Llegamos a un lugar oscuro, habían introducido la furgoneta hasta el fondo de la nave. Me empujaron hacia una silla, esta se cayó y yo sobre ella. El acosador me miró con cara de satisfacción y dijo: «Una presa traviesa, pero que muy traviesa».
Estaba rodeada, encajonada entre una pared y la silla de madera rota en el suelo. Cuatro hombres de complexión baja media me cortaban la salida. Recordé que mi maestro de kárate me había repetido varias veces que debía tener cuidado con mis enemigos en el combate, por lo que analicé la situación de forma seria, no habría forma de escapar si no me libraba de alguno de ellos antes. No sería capaz de luchar contra cuatro, con lo cual tendría que evitar, al menos por el momento, cualquier tipo de violencia a no ser que ellos comenzasen a ensañarse conmigo.
«Rey, ve a vigilar fuera, esto va a ser divertido», dijo el acosador, que me había perseguido mirándome con lascivia. Rey –supuse que se trataba de un mote–, era el hombre más fuerte de todos ellos. Rey salió afuera y el resto se dispusieron a fisgar en mis cosas. No llevaba más que mis cascos, un collar de cuerda y un reloj marca Casio. Vestía una camiseta roja, una falda negra por media pierna y zapatillas Vans. Rápido comprendí que sus ojos se clavaban en mi falda.

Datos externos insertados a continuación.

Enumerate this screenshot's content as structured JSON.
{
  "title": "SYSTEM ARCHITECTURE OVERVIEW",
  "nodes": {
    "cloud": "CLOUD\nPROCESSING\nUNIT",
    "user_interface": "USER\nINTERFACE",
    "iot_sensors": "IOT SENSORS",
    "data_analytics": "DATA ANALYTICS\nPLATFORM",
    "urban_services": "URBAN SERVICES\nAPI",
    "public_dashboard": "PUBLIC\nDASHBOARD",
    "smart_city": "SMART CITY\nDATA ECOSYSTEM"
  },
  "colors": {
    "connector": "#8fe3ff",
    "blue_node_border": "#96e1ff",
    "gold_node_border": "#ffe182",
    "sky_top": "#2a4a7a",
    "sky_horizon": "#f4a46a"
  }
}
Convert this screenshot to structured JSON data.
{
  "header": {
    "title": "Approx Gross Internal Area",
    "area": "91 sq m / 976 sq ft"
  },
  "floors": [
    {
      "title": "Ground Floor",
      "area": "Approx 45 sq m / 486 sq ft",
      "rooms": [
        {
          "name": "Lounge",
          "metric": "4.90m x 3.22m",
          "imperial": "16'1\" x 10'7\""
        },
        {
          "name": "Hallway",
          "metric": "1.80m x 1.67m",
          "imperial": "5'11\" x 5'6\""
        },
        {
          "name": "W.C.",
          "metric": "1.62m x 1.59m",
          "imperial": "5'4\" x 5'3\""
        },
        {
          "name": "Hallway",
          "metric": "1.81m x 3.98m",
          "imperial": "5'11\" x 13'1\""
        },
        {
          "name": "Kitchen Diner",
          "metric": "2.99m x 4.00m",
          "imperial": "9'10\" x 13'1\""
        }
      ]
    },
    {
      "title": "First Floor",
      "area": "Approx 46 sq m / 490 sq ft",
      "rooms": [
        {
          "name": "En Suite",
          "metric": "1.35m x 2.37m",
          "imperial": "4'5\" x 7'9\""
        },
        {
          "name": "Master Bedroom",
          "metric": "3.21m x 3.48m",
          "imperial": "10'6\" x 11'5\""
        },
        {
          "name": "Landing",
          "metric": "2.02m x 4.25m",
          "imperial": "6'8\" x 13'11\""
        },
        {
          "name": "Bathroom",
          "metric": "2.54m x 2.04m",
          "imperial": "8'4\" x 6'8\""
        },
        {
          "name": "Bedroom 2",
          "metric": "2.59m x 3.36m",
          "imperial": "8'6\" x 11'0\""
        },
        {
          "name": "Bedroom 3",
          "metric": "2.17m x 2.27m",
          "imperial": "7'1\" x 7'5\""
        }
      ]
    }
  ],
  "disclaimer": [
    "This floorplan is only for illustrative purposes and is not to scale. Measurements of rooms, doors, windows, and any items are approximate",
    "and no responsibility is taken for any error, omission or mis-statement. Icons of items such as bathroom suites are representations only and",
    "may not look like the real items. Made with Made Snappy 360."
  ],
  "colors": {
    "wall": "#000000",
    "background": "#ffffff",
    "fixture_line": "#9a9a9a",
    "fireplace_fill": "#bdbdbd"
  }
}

«Maldita sea, a quién se le ocurre ponerse falda cuando vas a ir a un barrio tan horrible como en el que vive la abuela», pensé para mí. Como pequeña defensa me coloqué cerca de una de las partes rotas de la silla. Los hombres comenzaron a aproximarse a mí, sus intenciones eran claras, por lo que, cuando estuvieron lo suficientemente cerca de mí, a uno de ellos le golpeé con la pata de la silla. Y a partir de ahí todo fue un combate de kárate bastante simple. Pero reapareció el tal Rey, que logró sujetarme a una tubería, de modo que no podía escapar, mientras los demás, que debieron percatarse de algo, abandonaron el lugar.
«Eres mala, una niña muy mala y vas a pagar por ello», me dijo Rey, al que le sangraba la cara por los golpes que le había asestado durante el forcejeo. «Te sangra la cara, gilipollas», me atreví a decirle. Entonces él, con cara de ira, me arrancó la falda. «Te vas a arrepentir». Mientras intentaba seguir quitándome la ropa la puerta de la entrada se abrió dejando entrar a seis policías armados y apuntándole mientras buscaban a sus compañeros.
«No, creo que quien se va a arrepentir de haberse cruzado conmigo eres tú».